The big announcements – on cancer funding, scrapping the cap on council borrowing for housebuilding and ending austerity – will prompt critics to wonder why it took so long to confirm them. Yet it was her broader political pitch that she obviously wanted to get across, not least the attempt to root her party in the centre ground while repeatedly attacking ‘the Jeremy Corbyn party’, as opposed to ‘the Labour Party’.
The references to their proud history may wound some backbench Labour MPs and voters. Still, many ‘centrists’ would be more impressed if May came out firmly against a ‘hard Brexit’. And business still thinks her immigration plans will inflict more harm than any throwaway remarks by the former foreign secretary.

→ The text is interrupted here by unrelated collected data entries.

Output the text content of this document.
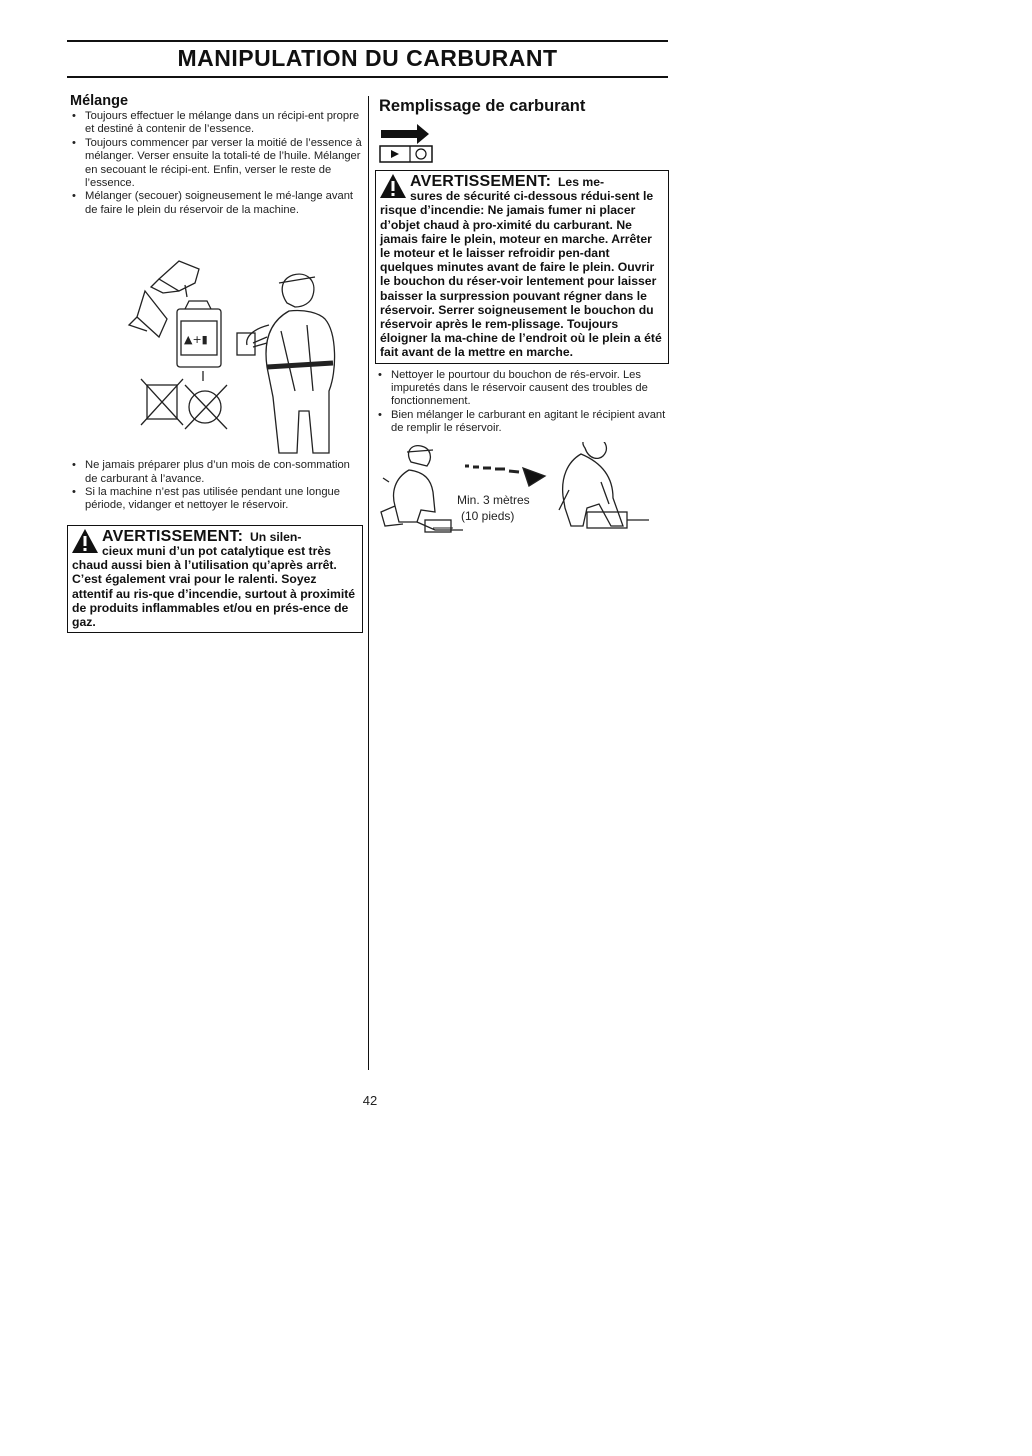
MANIPULATION DU CARBURANT
Mélange
• Toujours effectuer le mélange dans un récipi-ent propre et destiné à contenir de l’essence.
• Toujours commencer par verser la moitié de l’essence à mélanger. Verser ensuite la totali-té de l’huile. Mélanger en secouant le récipi-ent. Enfin, verser le reste de l’essence.
• Mélanger (secouer) soigneusement le mé-lange avant de faire le plein du réservoir de la machine.
▲+▮
• Ne jamais préparer plus d’un mois de con-sommation de carburant à l’avance.
• Si la machine n’est pas utilisée pendant une longue période, vidanger et nettoyer le réservoir.

AVERTISSEMENT: Un silen-

cieux muni d’un pot catalytique est très chaud aussi bien à l’utilisation qu’après arrêt. C’est également vrai pour le ralenti. Soyez attentif au ris-que d’incendie, surtout à proximité de produits inflammables et/ou en prés-ence de gaz.

Remplissage de carburant

AVERTISSEMENT: Les me-

sures de sécurité ci-dessous rédui-sent le risque d’incendie: Ne jamais fumer ni placer d’objet chaud à pro-ximité du carburant. Ne jamais faire le plein, moteur en marche. Arrêter le moteur et le laisser refroidir pen-dant quelques minutes avant de faire le plein. Ouvrir le bouchon du réser-voir lentement pour laisser baisser la surpression pouvant régner dans le réservoir. Serrer soigneusement le bouchon du réservoir après le rem-plissage. Toujours éloigner la ma-chine de l’endroit où le plein a été fait avant de la mettre en marche.

• Nettoyer le pourtour du bouchon de rés-ervoir. Les impuretés dans le réservoir causent des troubles de fonctionnement.
• Bien mélanger le carburant en agitant le récipient avant de remplir le réservoir.
Min. 3 mètres
(10 pieds)
42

What was most notable today was May finally admitting that the personal is the political. Pointing to the diversity of the Cabinet was smart; Javid the son of an immigrant bus driver, McVey having been in care, Davidson pregnant and gay. The only jarring bit was the namecheck of London mayor candidate Shaun Bailey as a descendant of the ‘Windrush generation’ – the generation that she had targeted with her hostile environment policy. The passage where she revealed her goddaughter (whom she has never mentioned publicly before) had contracted cancer and died last year was genuinely moving.
Probably her best conference speech since becoming PM, it was all the more effective because if sounded like she had finally found her own voice. The misplaced bravado of 2016 was gone, as was the fiasco of 2017. In its place was an honesty about millions of people struggling to make ends meet (though critics will yell ‘yes, under your watch!’). She’s still facing a huge challenge from her Brexiteer backbenchers this autumn, and she may still be living on borrowed time. But today she was the one with the mojo, not Bojo.
J O K E S
“You’ll have to excuse me if I cough during this speech. I’ve been up all night supergluing the backdrop.”
“I have seen the trailers for Bodyguard and let me tell you: it wasn’t like that in my day.”
“You may have heard there is a four letter word to describe what we Conservatives want to do to you. It has a single syllable. It is of Anglo-Saxon derivation. It ends in the letter ‘K’. “Back business.”